Monday, June 20, 2016

Today's Recommendations...
1. Buy J P Associates Ltd at Rs.7.57, T: Rs.12-14, SL: Rs.6.4. The company should be one of the biggest beneficiaries, if the banks gives go ahead to convert a part of their debts into equities. Moreover, the company is in the process of hiring consultants, for a quick turnaround. As a strategy to shed its debts, the company has increased its focus on high realization markets and has withdrawn from certain markets of Haryana and Delhi where due to low prices and high freights (long lead markets) the net realization was very low and operations unviable.
Photo: The Times of India
Besides, in another significant developemnt, Jaiprakash Associates Ltd and Jaypee Infra are offering land parcels of around 2,200 acres to banks in a bid to buy peace with lenders and settle most of its loans.Banks have shown willingness to take over land parcels to avoid putting a non-performing asset (NPA) tag on the two Jaypee group companies. No project has been launched on these lands so far.

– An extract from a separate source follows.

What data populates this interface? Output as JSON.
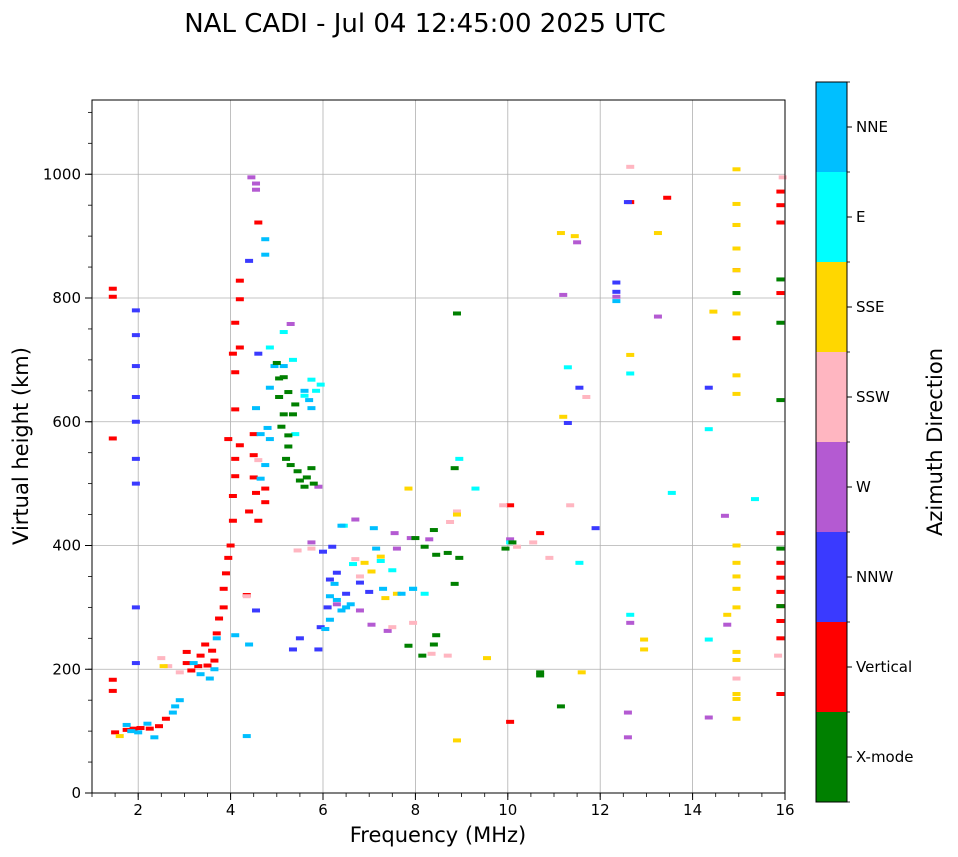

2. Buy Lanco Infrastructure Ltd at Rs.5.88, T: Rs.9, SL: Rs.5.40 (strict). The company is slowly coming into black, after lot of debt restructuring. 

3. Unitech Ltd has nearly touched my second target of Rs.6 (Rs.5.99 intra-day in BSE), therefore, book some profits.

4. Keep accumulating Reliance Communications Ltd (Rs.47.20) and hold for some time, to get some very good returns in the short term (less than 90 days). This is a no-brainer - you need to buy and forget for some time, just like your Fixed Deposits. 

5. Gammon Industries Ltd (Rs.14.89) hit the 20% upper circuits today. And Gammon Infrastructure Ltd (Rs.5.47) is up more than 6%. The infrastructure and real estate stocks should do well, after the news of Dr.Rajan's exit, as the government of India is likely to stop INFLATION TARGETING and focus on GROWTH. 

The Nifty is now as 8184, up ~14%. But I hope by the end of the day, it should close above 8200, with a spurt in the Infrastructure stocks, because of the NDA government now focusing on growth. Which means the interest rates, will now have a more pronounced downward trajectory, compromising a part of the inflation.